He Chao, Zhang Manqi, Liu Lingling, Han Yuhang, Xu Zhanxue, Xiong Yue, Yan Fuxia, Su Dandan, Chen Hongbo, Zheng Yongjiang, Cheng Fang
School of pharmaceutical sciences (Shenzhen), Sun Yat-sen University, Shenzhen, 518107, China.
Department of Hematology, Institute of Hematology, The Third Affiliated Hospital of Sun Yat-Sen University, 600 Tianhe Road, Guangzhou 510630, Guangdong, China.
Acta Biomater. 2022 Apr 15;143:406-417. doi: 10.1016/j.actbio.2022.02.028. Epub 2022 Feb 24.
Excessive secretion of cytokines (such as APRIL and BAFF) in the bone marrow microenvironment (BMM) plays an essential role in the formation of relapsed or refractory multiple myeloma (MM). Blocking the binding of excessive cytokines to their receptors is becoming a promising approach for MM therapy. Here, we proposed a strategy of engineering cell membrane-based nanovesicles (NVs) to reconstruct B cell maturation antigen (BCMA), a receptor of APRIL and BAFF, to capture excess APRIL/BAFF in BMM as a bait protein. Our results showed that reconstructed BCMA expressed on the membrane of NVs (Re-BCMA-NVs) retained the ability of binding to soluble and surface-bound APRIL/BAFF in BMM. Consequently, Re-BCMA-NVs blocked the activation of the NF-κB pathway, downregulating the expression of anti-apoptosis genes and cell cycle-related genes, and hence inhibiting MM cell survival. Importantly, Re-BCMA-NVs showed a synergistic anti-MM effect when administrated together with bortezomib (BTZ) in vitro and in vivo. Our NVs targeting multiple cytokines in cancer microenvironment provides a solution to enhance sensitivity of MM cells to BTZ-based therapy. STATEMENT OF SIGNIFICANCE: Excessive APRIL and BAFF is reported to promote the survival of MM cell and facilitate the formation of resistance to bortezomib therapy. In this study, we bioengineered cell membrane derived reconstructed BCMA nanovesicles (Re-BCMA-NVs) to capture both soluble and cell-surface APRIL and BAFF. These NVs inhibited the activation of NF-κB pathway and thus inhibit the survival of MM cells in 2D, 3D and subcutaneous mouse tumor models. Importantly, Re-BCMA-NVs showed a synergistic anti-MM effect when administrated together with bortezomib in vitro and in vivo. Taken together, our NVs targeting multiple cytokines in cancer microenvironment provides a solution to enhance sensitivity of MM cells to bortezomib-based therapy.
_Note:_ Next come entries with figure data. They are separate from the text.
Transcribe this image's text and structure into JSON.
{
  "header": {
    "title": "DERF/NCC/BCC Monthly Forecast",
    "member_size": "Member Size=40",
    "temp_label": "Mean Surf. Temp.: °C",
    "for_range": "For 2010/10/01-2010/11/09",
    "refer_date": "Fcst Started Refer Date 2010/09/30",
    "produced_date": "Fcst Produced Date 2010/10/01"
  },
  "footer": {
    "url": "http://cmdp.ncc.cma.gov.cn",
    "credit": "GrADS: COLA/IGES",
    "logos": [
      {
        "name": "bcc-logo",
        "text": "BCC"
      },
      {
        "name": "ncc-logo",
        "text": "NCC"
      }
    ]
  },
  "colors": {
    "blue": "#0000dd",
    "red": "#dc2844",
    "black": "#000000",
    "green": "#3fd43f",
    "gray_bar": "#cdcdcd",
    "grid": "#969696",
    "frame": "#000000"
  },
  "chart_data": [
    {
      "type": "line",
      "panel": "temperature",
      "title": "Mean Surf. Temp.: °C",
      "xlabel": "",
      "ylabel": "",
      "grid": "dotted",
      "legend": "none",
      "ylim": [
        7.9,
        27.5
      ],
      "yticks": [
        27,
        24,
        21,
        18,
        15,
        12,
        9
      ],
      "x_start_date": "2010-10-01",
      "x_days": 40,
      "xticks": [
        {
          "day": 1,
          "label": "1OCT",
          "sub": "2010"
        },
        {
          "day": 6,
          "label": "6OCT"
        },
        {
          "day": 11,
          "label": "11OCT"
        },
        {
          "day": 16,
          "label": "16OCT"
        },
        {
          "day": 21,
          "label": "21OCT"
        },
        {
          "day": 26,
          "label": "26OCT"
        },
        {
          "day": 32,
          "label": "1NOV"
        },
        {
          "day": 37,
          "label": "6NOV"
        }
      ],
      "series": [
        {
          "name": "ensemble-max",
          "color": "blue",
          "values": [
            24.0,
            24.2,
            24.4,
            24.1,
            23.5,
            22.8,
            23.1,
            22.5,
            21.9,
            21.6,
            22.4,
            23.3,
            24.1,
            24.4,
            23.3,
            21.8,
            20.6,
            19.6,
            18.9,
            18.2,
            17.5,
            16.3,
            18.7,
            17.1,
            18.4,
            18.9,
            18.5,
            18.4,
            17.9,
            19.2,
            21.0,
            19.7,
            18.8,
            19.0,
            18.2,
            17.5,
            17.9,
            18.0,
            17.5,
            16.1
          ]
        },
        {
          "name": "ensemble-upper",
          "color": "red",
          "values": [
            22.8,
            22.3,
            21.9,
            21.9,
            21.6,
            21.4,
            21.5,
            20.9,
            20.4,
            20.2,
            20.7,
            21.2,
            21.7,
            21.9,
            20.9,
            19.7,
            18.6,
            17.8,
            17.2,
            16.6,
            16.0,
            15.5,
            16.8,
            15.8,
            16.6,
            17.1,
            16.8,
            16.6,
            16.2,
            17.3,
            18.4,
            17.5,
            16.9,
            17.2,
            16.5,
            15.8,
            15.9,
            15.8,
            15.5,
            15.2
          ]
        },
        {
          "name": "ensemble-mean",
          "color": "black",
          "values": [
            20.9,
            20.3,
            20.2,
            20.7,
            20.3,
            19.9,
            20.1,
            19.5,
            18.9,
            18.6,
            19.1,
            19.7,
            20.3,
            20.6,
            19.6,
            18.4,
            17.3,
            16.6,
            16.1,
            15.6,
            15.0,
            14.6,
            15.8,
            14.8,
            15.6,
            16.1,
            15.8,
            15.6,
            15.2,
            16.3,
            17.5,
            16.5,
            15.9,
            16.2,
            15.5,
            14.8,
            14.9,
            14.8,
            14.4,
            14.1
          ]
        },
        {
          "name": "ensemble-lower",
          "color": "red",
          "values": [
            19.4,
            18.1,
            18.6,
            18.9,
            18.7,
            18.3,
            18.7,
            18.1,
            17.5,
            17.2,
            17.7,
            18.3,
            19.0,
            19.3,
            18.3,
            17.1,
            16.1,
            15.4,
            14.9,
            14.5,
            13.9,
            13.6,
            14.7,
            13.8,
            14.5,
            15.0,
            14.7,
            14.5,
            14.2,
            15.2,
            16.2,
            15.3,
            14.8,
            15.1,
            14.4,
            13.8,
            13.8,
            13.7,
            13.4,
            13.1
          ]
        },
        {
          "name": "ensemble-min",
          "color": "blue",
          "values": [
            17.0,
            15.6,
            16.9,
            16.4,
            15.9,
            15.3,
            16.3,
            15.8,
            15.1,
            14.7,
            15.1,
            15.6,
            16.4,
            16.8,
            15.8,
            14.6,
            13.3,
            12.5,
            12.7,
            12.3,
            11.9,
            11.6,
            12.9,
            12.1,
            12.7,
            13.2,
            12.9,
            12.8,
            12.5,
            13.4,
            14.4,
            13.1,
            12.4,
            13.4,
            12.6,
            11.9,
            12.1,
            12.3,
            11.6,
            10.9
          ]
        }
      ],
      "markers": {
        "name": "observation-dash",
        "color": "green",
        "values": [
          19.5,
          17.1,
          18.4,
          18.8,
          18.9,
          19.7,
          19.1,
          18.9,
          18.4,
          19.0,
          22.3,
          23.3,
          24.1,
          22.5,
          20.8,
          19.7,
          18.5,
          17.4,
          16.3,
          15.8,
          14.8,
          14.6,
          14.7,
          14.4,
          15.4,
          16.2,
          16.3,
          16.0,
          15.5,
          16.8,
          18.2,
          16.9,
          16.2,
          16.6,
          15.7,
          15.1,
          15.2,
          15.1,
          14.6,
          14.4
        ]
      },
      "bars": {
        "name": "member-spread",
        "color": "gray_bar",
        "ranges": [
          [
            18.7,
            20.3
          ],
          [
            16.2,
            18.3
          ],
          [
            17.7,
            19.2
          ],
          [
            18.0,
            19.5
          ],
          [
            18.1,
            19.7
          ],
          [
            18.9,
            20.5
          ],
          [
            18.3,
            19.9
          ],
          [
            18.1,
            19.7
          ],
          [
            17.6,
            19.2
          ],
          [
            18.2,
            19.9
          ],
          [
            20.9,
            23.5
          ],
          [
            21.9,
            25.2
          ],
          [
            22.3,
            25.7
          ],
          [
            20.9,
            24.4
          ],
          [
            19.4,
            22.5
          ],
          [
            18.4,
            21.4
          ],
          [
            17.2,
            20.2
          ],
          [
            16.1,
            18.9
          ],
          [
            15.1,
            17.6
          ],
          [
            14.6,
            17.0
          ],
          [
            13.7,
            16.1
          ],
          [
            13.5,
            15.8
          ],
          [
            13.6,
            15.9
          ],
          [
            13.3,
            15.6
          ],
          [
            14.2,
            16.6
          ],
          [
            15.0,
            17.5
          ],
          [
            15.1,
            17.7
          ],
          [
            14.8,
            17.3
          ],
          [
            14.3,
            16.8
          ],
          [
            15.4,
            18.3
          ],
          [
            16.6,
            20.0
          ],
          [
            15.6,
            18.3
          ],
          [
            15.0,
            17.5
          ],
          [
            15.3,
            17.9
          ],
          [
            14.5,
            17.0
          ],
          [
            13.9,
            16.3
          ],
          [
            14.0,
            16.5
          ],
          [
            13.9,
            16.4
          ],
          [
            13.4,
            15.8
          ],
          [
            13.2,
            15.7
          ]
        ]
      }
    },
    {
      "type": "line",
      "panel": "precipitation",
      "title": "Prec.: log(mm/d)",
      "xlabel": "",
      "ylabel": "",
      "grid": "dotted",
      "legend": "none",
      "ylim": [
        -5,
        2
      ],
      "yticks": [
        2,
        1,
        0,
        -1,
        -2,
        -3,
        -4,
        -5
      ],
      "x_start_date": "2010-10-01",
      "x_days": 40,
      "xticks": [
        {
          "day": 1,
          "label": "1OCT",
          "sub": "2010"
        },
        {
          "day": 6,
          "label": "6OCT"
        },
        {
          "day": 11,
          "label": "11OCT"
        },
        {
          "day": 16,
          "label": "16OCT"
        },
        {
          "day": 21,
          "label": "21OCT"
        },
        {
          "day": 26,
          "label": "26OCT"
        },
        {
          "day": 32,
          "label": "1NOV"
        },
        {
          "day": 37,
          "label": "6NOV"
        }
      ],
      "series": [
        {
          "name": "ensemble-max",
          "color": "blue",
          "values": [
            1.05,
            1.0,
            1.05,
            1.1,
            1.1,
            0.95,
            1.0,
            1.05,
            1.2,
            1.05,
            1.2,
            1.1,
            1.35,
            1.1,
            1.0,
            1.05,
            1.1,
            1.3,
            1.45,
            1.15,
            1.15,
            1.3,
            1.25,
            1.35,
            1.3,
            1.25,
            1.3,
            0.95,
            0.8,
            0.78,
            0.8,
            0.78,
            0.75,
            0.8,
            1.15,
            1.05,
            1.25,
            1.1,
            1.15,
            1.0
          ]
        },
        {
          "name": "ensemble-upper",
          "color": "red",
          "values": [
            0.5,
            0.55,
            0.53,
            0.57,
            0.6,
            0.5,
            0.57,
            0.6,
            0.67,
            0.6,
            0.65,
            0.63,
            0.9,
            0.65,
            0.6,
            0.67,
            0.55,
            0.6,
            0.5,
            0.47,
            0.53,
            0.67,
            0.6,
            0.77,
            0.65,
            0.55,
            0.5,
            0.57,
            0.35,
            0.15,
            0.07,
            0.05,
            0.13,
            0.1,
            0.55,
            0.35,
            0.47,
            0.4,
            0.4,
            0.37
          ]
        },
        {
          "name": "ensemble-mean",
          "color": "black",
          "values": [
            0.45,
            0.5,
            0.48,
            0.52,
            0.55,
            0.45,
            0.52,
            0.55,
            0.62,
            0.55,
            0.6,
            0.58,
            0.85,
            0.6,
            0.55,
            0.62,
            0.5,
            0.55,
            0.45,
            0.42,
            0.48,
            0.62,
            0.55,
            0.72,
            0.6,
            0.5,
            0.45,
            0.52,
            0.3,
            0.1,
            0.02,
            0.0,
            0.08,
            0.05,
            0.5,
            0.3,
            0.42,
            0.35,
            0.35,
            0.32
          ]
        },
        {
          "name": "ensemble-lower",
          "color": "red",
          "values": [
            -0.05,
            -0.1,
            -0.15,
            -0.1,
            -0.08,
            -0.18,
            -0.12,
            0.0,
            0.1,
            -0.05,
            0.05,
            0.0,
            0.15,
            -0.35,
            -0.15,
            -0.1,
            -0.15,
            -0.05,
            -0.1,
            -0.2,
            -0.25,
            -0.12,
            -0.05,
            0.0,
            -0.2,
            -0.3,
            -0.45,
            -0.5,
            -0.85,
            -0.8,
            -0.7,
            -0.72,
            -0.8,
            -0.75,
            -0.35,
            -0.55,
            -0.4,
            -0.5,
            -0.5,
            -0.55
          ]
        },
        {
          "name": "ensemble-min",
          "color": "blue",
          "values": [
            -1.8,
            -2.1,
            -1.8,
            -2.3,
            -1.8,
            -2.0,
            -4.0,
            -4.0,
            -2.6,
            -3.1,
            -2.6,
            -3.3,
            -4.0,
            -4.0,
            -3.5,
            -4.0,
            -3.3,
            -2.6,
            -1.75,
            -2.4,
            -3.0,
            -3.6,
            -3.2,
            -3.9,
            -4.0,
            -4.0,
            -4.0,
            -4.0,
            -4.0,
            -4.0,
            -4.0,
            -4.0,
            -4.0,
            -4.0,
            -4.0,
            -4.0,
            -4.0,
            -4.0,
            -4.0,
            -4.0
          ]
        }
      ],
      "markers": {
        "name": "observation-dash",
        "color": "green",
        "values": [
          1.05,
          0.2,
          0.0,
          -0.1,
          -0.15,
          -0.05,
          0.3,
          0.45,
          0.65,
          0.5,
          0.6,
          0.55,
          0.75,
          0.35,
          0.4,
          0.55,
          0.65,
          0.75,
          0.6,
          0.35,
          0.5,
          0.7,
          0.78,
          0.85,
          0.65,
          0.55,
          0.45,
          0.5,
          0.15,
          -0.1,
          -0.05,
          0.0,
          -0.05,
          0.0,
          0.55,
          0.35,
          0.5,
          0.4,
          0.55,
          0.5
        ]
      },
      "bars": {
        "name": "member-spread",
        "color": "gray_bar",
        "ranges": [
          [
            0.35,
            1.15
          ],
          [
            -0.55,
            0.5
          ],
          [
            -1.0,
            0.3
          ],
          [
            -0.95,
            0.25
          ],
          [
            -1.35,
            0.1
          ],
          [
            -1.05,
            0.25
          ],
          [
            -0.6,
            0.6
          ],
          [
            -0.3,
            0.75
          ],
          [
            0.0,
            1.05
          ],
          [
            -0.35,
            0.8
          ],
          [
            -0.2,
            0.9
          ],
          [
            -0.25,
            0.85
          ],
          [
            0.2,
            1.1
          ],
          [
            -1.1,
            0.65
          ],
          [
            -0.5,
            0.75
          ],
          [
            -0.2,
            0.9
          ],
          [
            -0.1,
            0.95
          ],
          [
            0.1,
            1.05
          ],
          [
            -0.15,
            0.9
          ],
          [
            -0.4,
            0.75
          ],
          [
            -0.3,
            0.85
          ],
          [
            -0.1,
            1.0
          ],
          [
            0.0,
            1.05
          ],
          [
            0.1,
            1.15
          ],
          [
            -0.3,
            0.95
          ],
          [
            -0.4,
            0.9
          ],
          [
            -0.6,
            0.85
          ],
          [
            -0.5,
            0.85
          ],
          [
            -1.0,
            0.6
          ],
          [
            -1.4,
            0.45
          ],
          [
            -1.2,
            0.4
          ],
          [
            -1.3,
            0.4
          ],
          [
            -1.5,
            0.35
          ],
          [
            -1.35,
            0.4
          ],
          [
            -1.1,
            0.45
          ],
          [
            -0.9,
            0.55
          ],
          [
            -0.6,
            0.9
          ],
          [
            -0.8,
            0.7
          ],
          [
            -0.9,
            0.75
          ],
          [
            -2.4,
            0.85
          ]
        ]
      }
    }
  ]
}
骨髓微环境(BMM)中细胞因子(如增殖诱导配体(APRIL)和B细胞活化因子(BAFF))的过度分泌在复发或难治性多发性骨髓瘤(MM)的形成中起重要作用。阻断过量细胞因子与其受体的结合正成为MM治疗的一种有前景的方法。在此,我们提出了一种基于细胞膜的纳米囊泡(NVs)工程策略,以重建APRIL和BAFF的受体——B细胞成熟抗原(BCMA),作为诱饵蛋白捕获BMM中过量的APRIL/BAFF。我们的结果表明,在NVs膜上表达的重组BCMA(Re-BCMA-NVs)保留了与BMM中可溶性和表面结合的APRIL/BAFF结合的能力。因此,Re-BCMA-NVs阻断了核因子κB(NF-κB)途径的激活,下调抗凋亡基因和细胞周期相关基因的表达,从而抑制MM细胞存活。重要的是,Re-BCMA-NVs在体外和体内与硼替佐米(BTZ)联合给药时显示出协同抗MM作用。我们针对癌症微环境中多种细胞因子的NVs为提高MM细胞对基于BTZ治疗的敏感性提供了一种解决方案。意义声明:据报道,过量的APRIL和BAFF可促进MM细胞存活并促进对硼替佐米治疗的耐药性形成。在本研究中,我们通过生物工程改造细胞膜来源的重组BCMA纳米囊泡(Re-BCMA-NVs)来捕获可溶性和细胞表面的APRIL和BAFF。这些NVs在二维、三维和皮下小鼠肿瘤模型中抑制了NF-κB途径的激活,从而抑制了MM细胞的存活。重要的是,Re-BCMA-NVs在体外和体内与硼替佐米联合给药时显示出协同抗MM作用。综上所述,我们针对癌症微环境中多种细胞因子的NVs为提高MM细胞对基于硼替佐米治疗的敏感性提供了一种解决方案。